While he has been impressed with the early results of a more resilient grape variety in development by Yamanashi Prefecture, Aruga sees his priority elsewhere. 

“Wine is not yet part of the culture in Japan. My most important role is to help people understand that it is something they can really enjoy. To have them experience wine for themselves.” 

That experience could be on one of Katsunuma Jozo’s winery tours or during a wine and music night. At the winery shop, housed in a 19th century merchant home, visitors can taste wines from machine servers or enjoy a glass on the terrace overlooking the vineyards. 

©Restaurante Kaze

©Restaurante Kaze

At the winery’s Restaurante Kaze, Katsunuma Jozo highlights pairings, including the barrel-aged Koshu Aruga Branca Pipa paired with Japanese black beef wagyu steak.  

With fewer Japanese people consuming alcohol, Aruga says direct appeals to those who do enjoy a drink are no longer enough. He wants visitors to the winery to come away from the region impressed by its buildings, people, and culture.  
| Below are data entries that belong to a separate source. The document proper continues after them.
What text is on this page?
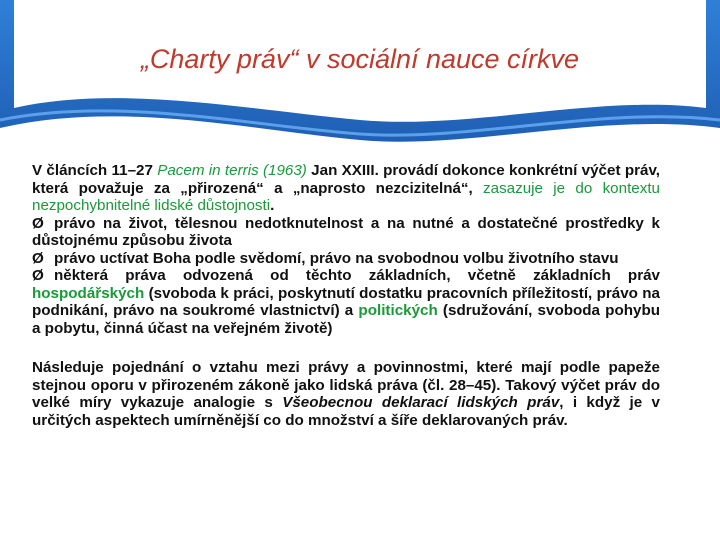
„Charty práv“ v sociální nauce církve

V článcích 11–27 Pacem in terris (1963) Jan XXIII. provádí dokonce konkrétní výčet práv, která považuje za „přirozená“ a „naprosto nezcizitelná“, zasazuje je do kontextu nezpochybnitelné lidské důstojnosti.

Ø právo na život, tělesnou nedotknutelnost a na nutné a dostatečné prostředky k důstojnému způsobu života

Ø právo uctívat Boha podle svědomí, právo na svobodnou volbu životního stavu

Ø některá práva odvozená od těchto základních, včetně základních práv hospodářských (svoboda k práci, poskytnutí dostatku pracovních příležitostí, právo na podnikání, právo na soukromé vlastnictví) a politických (sdružování, svoboda pohybu a pobytu, činná účast na veřejném životě)

Následuje pojednání o vztahu mezi právy a povinnostmi, které mají podle papeže stejnou oporu v přirozeném zákoně jako lidská práva (čl. 28–45). Takový výčet práv do velké míry vykazuje analogie s Všeobecnou deklarací lidských práv, i když je v určitých aspektech umírněnější co do množství a šíře deklarovaných práv.
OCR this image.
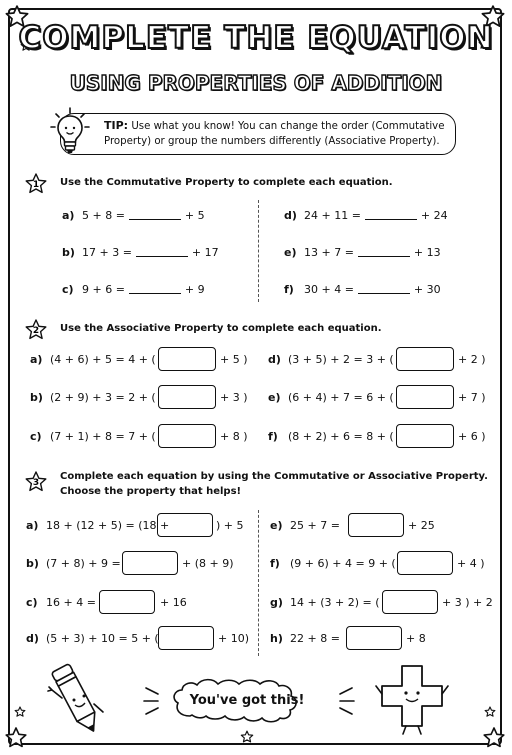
COMPLETE THE EQUATION
USING PROPERTIES OF ADDITION
TIP: Use what you know! You can change the order (Commutative Property) or group the numbers differently (Associative Property).
1 Use the Commutative Property to complete each equation.
a) 5 + 8 =	+ 5
b) 17 + 3 =	+ 17
c) 9 + 6 =	+ 9
d) 24 + 11 =	+ 24
e) 13 + 7 =	+ 13
f) 30 + 4 =	+ 30
2 Use the Associative Property to complete each equation.
a) (4 + 6) + 5 = 4 + (	+ 5 )
b) (2 + 9) + 3 = 2 + (	+ 3 )
c) (7 + 1) + 8 = 7 + (	+ 8 )
d) (3 + 5) + 2 = 3 + (	+ 2 )
e) (6 + 4) + 7 = 6 + (	+ 7 )
f) (8 + 2) + 6 = 8 + (	+ 6 )
3
Complete each equation by using the Commutative or Associative Property.
Choose the property that helps!
a) 18 + (12 + 5) = (18 +	) + 5
b) (7 + 8) + 9 =	+ (8 + 9)
c) 16 + 4 =	+ 16
d) (5 + 3) + 10 = 5 + (	+ 10)
e) 25 + 7 =	+ 25
f) (9 + 6) + 4 = 9 + (	+ 4 )
g) 14 + (3 + 2) = (	+ 3 ) + 2
h) 22 + 8 =	+ 8
You've got this!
“If we can attract visitors who are tuned into these things, maybe wine will find its way into their lifestyle, too,” he said. 

When Hiroshi Matsuzaka moved production of his semiconductor plant in Katsunuma to Vietnam, he started to think more locally about how it could be repurposed. In 2017, the plant reopened as MGVs Winery. 

“We wanted to find value in something unique to this place. That is where wine came in,” Matsuzaka said. 

Matsuzaka, 67, still heads Enzan Factory Co., the semiconductor manufacturer and owner of MGVs Winery. But through the winery, he can distract himself from fluctuating chip demand and fierce competition from tech rivals in Asia.  

Matsuzaka, though, still applies experience in semiconductor manufacturing to winemaking. “Semiconductor manufacturing and winemaking share the same foundation,” he said. “What matters most is how well you control the production process.” 

The former-plant clean room, designed to keep out dust and contaminants, now prevents bacteria from spoiling the wine and keeps the temperature of the wines stable. Liquid nitrogen gas, previously used to protect silicon wafers from oxygen and moisture, prevents grape juice from deteriorating. 

Visitors will also find former-plant fixtures and fittings used as a feature of the modern winery store. From the tasting counter, they can view the tank room and bottling room through large glass windows. 

On land around the riverside winery that has been in his family for four generations, Matsuzaka focuses on fine tuning the cultivation of Koshu and Muscat Bailey A grapes -- the only grapes used by the winery. 

Vineyard-by-vineyard, even vine-by-vine, Matsuzaka aims to produce wines that best express the terroir -- the relationship between wine and the environment in which it is produced. 

It is a work in progress but one that is already producing international award-winning wines like the sparkling K138 Katsunuma Posh Koshu.    

Matsuzaka says other Katsunuma winemakers have started pursuing vinification by the vineyard, rather than combining grapes from a wider area. He sees it as a positive step, allowing the wineries to strengthen their identity and that of the Katsunuma region. 

“Pursuing winemaking like this means we won't lose out to competition overseas, like we have experienced with semiconductors,” he said. “Instead, we can focus on creating something unique to us.”